A varied and healthy diet is a prerequisite for good health. Fish and other seafood are an important part of a balanced diet and contribute to a good nutritional status. The Norwegian health authorities’ general recommendation is to increase the consumption of fish, both for dinner and as spread. This recommendation applies especially to those who currently eat no or very little fish as part of their diet. Children, young people, pregnant women in particular eat little fish. A good nutritional status is especially important for these vulnerable groups. Seafood contains high levels of many important nutrients that are not commonly found in other foods. It is an excellent source of proteins, very long-chain omega-3 fatty acids (EPA and DHA), vitamin D, selenium and iodine. Fatty fish and certain fatty seafood products have the highest level of marine omega-3 fatty acids and vitamin D in our diet.
Good for your heart health
We know quite a lot about the health effects of isolated nutrients present in fish, but less about the combined effects of nutrients in fish, i.e. how fish as food contribute to promote and maintain good health.. So far the documented beneficial effects of a high intake of fish are mainly related to the content of EPA and DHA, which make the veins more elastic, prevent blood clots, reduce blood pressure, stabilise heart rhythm and generally reduce the risk of a heart attack.

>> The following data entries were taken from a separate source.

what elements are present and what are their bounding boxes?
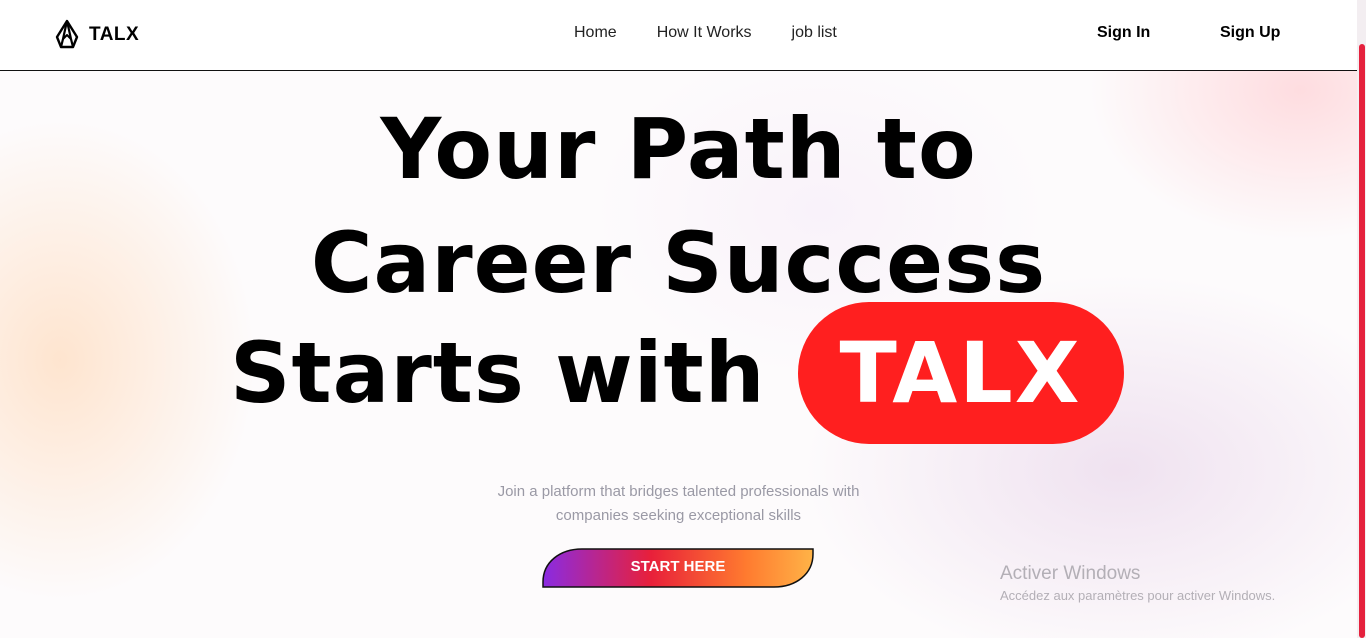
scrollbar-thumb[interactable] [1359, 44, 1365, 638]
page-scrollbar[interactable] [1357, 0, 1366, 638]
talx-highlight-badge: TALX [797, 302, 1124, 444]
hero-title-line-3: Starts with TALX [230, 302, 1124, 444]
top-navbar: TALX Home How It Works job list Sign In … [0, 0, 1357, 71]
hero-subtitle-line-2: companies seeking exceptional skills [555, 507, 802, 524]
hero-title-line-1: Your Path to [380, 100, 977, 198]
sign-in-link[interactable]: Sign In [1097, 24, 1150, 42]
hero-subtitle: Join a platform that bridges talented pr… [0, 480, 1357, 528]
hero-title-line-3-text: Starts with [230, 324, 766, 422]
sign-up-link[interactable]: Sign Up [1220, 24, 1280, 42]
start-here-button[interactable]: START HERE [542, 548, 814, 588]
brand-logo[interactable]: TALX [53, 19, 139, 51]
nav-job-list-link[interactable]: job list [792, 24, 837, 42]
main-nav: Home How It Works job list [574, 24, 837, 42]
windows-activation-watermark: Activer Windows Accédez aux paramètres p… [1000, 563, 1275, 603]
start-here-label: START HERE [630, 558, 726, 575]
talx-logo-icon [53, 19, 81, 51]
hero-title-line-2: Career Success [310, 214, 1047, 312]
hero-subtitle-line-1: Join a platform that bridges talented pr… [497, 483, 860, 500]
nav-home-link[interactable]: Home [574, 24, 617, 42]
brand-name: TALX [89, 24, 140, 45]
watermark-title: Activer Windows [1000, 563, 1141, 584]
watermark-subtitle: Accédez aux paramètres pour activer Wind… [1000, 588, 1276, 603]
page: TALX Home How It Works job list Sign In … [0, 0, 1366, 638]
nav-how-it-works-link[interactable]: How It Works [657, 24, 752, 42]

Other health effect from seafood
Epidemiological studies have shown an association between seafood consumption and a lower prevalence of depression. This indicates that consuming seafood result in lower risk of depression. Consumption of fish and other seafood is also important during pregnancy and foetal development, including foetus growth and neurobiological development.
Most studies have involved pure fish oil or capsules containing various fish oils or pure EPA and DHA. By contrast, very few intervention studies have explored the health effects of a regular intake of fish and other seafood. Hence NIFES aims to study the overall health effects of seafood intake in relation to obesity, diabetes type 2 and mental health.